Johnny Jewel forgot his pose of expert aviator. He forgot that Bland Halliday was absolutely unknown to him and that his personality was not altogether prepossessing. As a rule Johnny did not like pale eyes that seemed always to wear a veiled, opaque look. Heretofore he had not liked those new-fangled little mustaches which the Rolling R boys had dubbed slipped eyebrows. And ordinarily he would have objected to a mouth drawn at the corners in a permanent whine. To offset these objectionable features there were the greasy, brown overalls and the cap which certainly looked bird-mannish enough for any one, and there was the pilot’s license—no fake about that—and the fact that the fellow had known all about Abe Smith and the linen.
Johnny threw away his cigarette and his caution together. “Say, I might be able to take you to Los Angeles, all right—provided you will take a hand on the little old boat and help me put her in shape again. It oughtn’t to take long, if we go right after it. I—er—to tell the truth, it’s hard to get hold of any one around here that knows anything about it. Why, I had one fellow working for me, Mr. Halliday, and just for a josh I asked him where the fuselage was. And he went hunting all over the place and finally brought me a monkey wrench! He—”

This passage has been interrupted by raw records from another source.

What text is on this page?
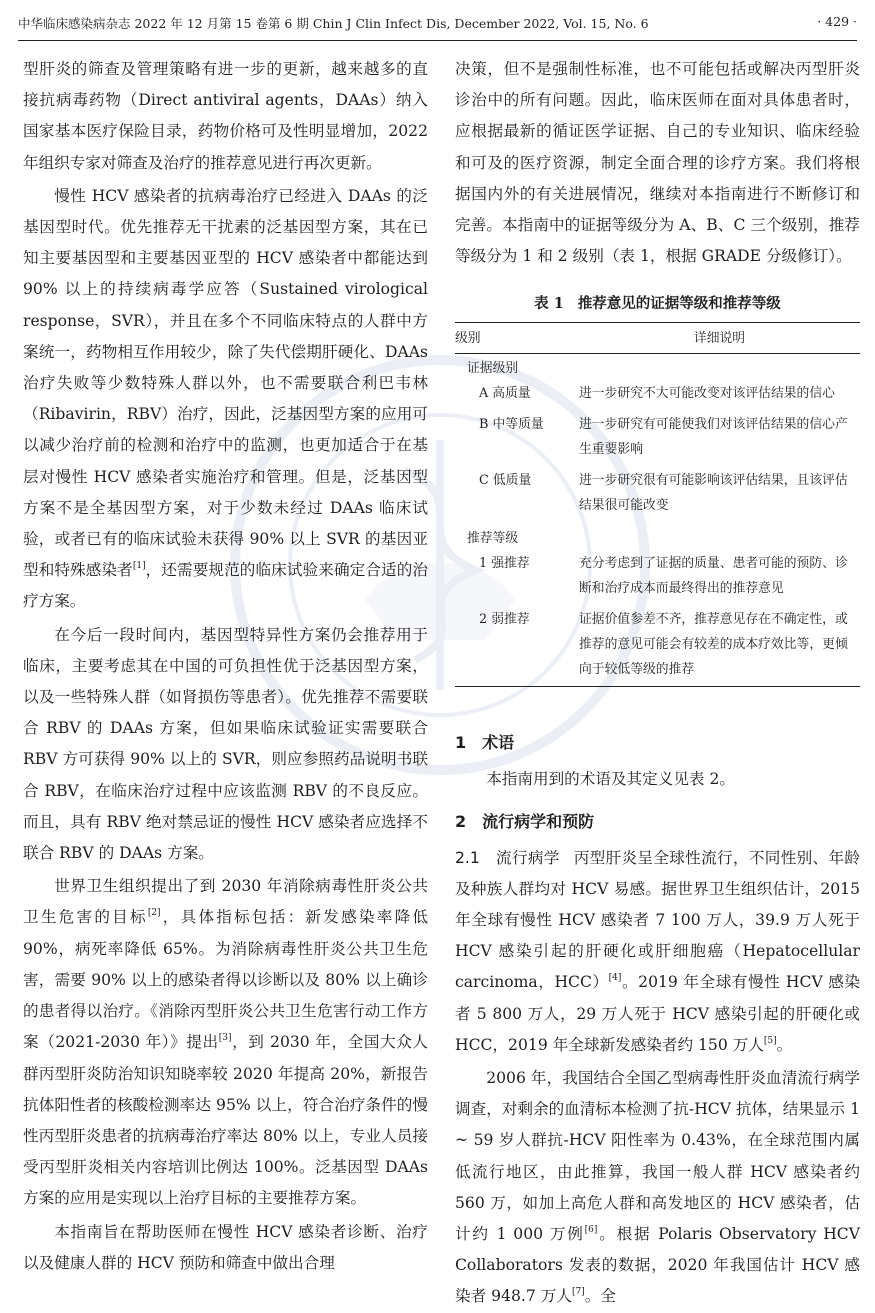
中华临床感染病杂志 2022 年 12 月第 15 卷第 6 期 Chin J Clin Infect Dis, December 2022, Vol. 15, No. 6	· 429 ·

型肝炎的筛查及管理策略有进一步的更新，越来越多的直接抗病毒药物（Direct antiviral agents，DAAs）纳入国家基本医疗保险目录，药物价格可及性明显增加，2022 年组织专家对筛查及治疗的推荐意见进行再次更新。

慢性 HCV 感染者的抗病毒治疗已经进入 DAAs 的泛基因型时代。优先推荐无干扰素的泛基因型方案，其在已知主要基因型和主要基因亚型的 HCV 感染者中都能达到 90% 以上的持续病毒学应答（Sustained virological response，SVR），并且在多个不同临床特点的人群中方案统一，药物相互作用较少，除了失代偿期肝硬化、DAAs 治疗失败等少数特殊人群以外，也不需要联合利巴韦林（Ribavirin，RBV）治疗，因此，泛基因型方案的应用可以减少治疗前的检测和治疗中的监测，也更加适合于在基层对慢性 HCV 感染者实施治疗和管理。但是，泛基因型方案不是全基因型方案，对于少数未经过 DAAs 临床试验，或者已有的临床试验未获得 90% 以上 SVR 的基因亚型和特殊感染者[1]，还需要规范的临床试验来确定合适的治疗方案。

在今后一段时间内，基因型特异性方案仍会推荐用于临床，主要考虑其在中国的可负担性优于泛基因型方案，以及一些特殊人群（如肾损伤等患者）。优先推荐不需要联合 RBV 的 DAAs 方案，但如果临床试验证实需要联合 RBV 方可获得 90% 以上的 SVR，则应参照药品说明书联合 RBV，在临床治疗过程中应该监测 RBV 的不良反应。而且，具有 RBV 绝对禁忌证的慢性 HCV 感染者应选择不联合 RBV 的 DAAs 方案。

世界卫生组织提出了到 2030 年消除病毒性肝炎公共卫生危害的目标[2]，具体指标包括：新发感染率降低 90%，病死率降低 65%。为消除病毒性肝炎公共卫生危害，需要 90% 以上的感染者得以诊断以及 80% 以上确诊的患者得以治疗。《消除丙型肝炎公共卫生危害行动工作方案（2021-2030 年）》提出[3]，到 2030 年，全国大众人群丙型肝炎防治知识知晓率较 2020 年提高 20%，新报告抗体阳性者的核酸检测率达 95% 以上，符合治疗条件的慢性丙型肝炎患者的抗病毒治疗率达 80% 以上，专业人员接受丙型肝炎相关内容培训比例达 100%。泛基因型 DAAs 方案的应用是实现以上治疗目标的主要推荐方案。

本指南旨在帮助医师在慢性 HCV 感染者诊断、治疗以及健康人群的 HCV 预防和筛查中做出合理

决策，但不是强制性标准，也不可能包括或解决丙型肝炎诊治中的所有问题。因此，临床医师在面对具体患者时，应根据最新的循证医学证据、自己的专业知识、临床经验和可及的医疗资源，制定全面合理的诊疗方案。我们将根据国内外的有关进展情况，继续对本指南进行不断修订和完善。本指南中的证据等级分为 A、B、C 三个级别，推荐等级分为 1 和 2 级别（表 1，根据 GRADE 分级修订）。

表 1 推荐意见的证据等级和推荐等级
级别	详细说明
证据级别	
A 高质量	进一步研究不大可能改变对该评估结果的信心
B 中等质量	进一步研究有可能使我们对该评估结果的信心产生重要影响
C 低质量	进一步研究很有可能影响该评估结果，且该评估结果很可能改变
推荐等级	
1 强推荐	充分考虑到了证据的质量、患者可能的预防、诊断和治疗成本而最终得出的推荐意见
2 弱推荐	证据价值参差不齐，推荐意见存在不确定性，或推荐的意见可能会有较差的成本疗效比等，更倾向于较低等级的推荐
1 术语

本指南用到的术语及其定义见表 2。

2 流行病学和预防

2.1　流行病学 丙型肝炎呈全球性流行，不同性别、年龄及种族人群均对 HCV 易感。据世界卫生组织估计，2015 年全球有慢性 HCV 感染者 7 100 万人，39.9 万人死于 HCV 感染引起的肝硬化或肝细胞癌（Hepatocellular carcinoma，HCC）[4]。2019 年全球有慢性 HCV 感染者 5 800 万人，29 万人死于 HCV 感染引起的肝硬化或 HCC，2019 年全球新发感染者约 150 万人[5]。

2006 年，我国结合全国乙型病毒性肝炎血清流行病学调查，对剩余的血清标本检测了抗-HCV 抗体，结果显示 1 ~ 59 岁人群抗-HCV 阳性率为 0.43%，在全球范围内属低流行地区，由此推算，我国一般人群 HCV 感染者约 560 万，如加上高危人群和高发地区的 HCV 感染者，估计约 1 000 万例[6]。根据 Polaris Observatory HCV Collaborators 发表的数据，2020 年我国估计 HCV 感染者 948.7 万人[7]。全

“No brains—that’s the main trouble with the game,” commented Bland Halliday, after he had exhaled a long, thin wreath of smoke which he watched dreamily. “What you got?”
“Hunh? What kind of a plane? Why, it’s a tractor. A military—”
“Unh-huh. Dual dep control, or have you monkeyed with it and—?”
“It’s a regular military type tractor. It—well, it has been in government service before—”
“You an army flier? Then what ’n hell you doing here? Say, put over something I can take, bo. You don’t look the part. Only for that stuff you unwrapped, I’d tag you for a wild and woolly cowboy.”
His tone was not flattering, and his very frank skepticism ill became a tramp. But Johnny had plunged, and he swallowed his indignation and explained with sufficient truth to be convincing. He even confessed that he could not fly—yet. There was something pathetic in his eagerness and his trustfulness, though Bland Halliday seemed to miss altogether the pathos, in his greed for technical details of the damage to the plane, and a crafty inquisitiveness as to distance and location.
He smoked another of Johnny’s cigarettes, stared opaquely at the sweltering little village and meditated, while Johnny wrapped his parcels and tied them securely, and waited nervously for the decision.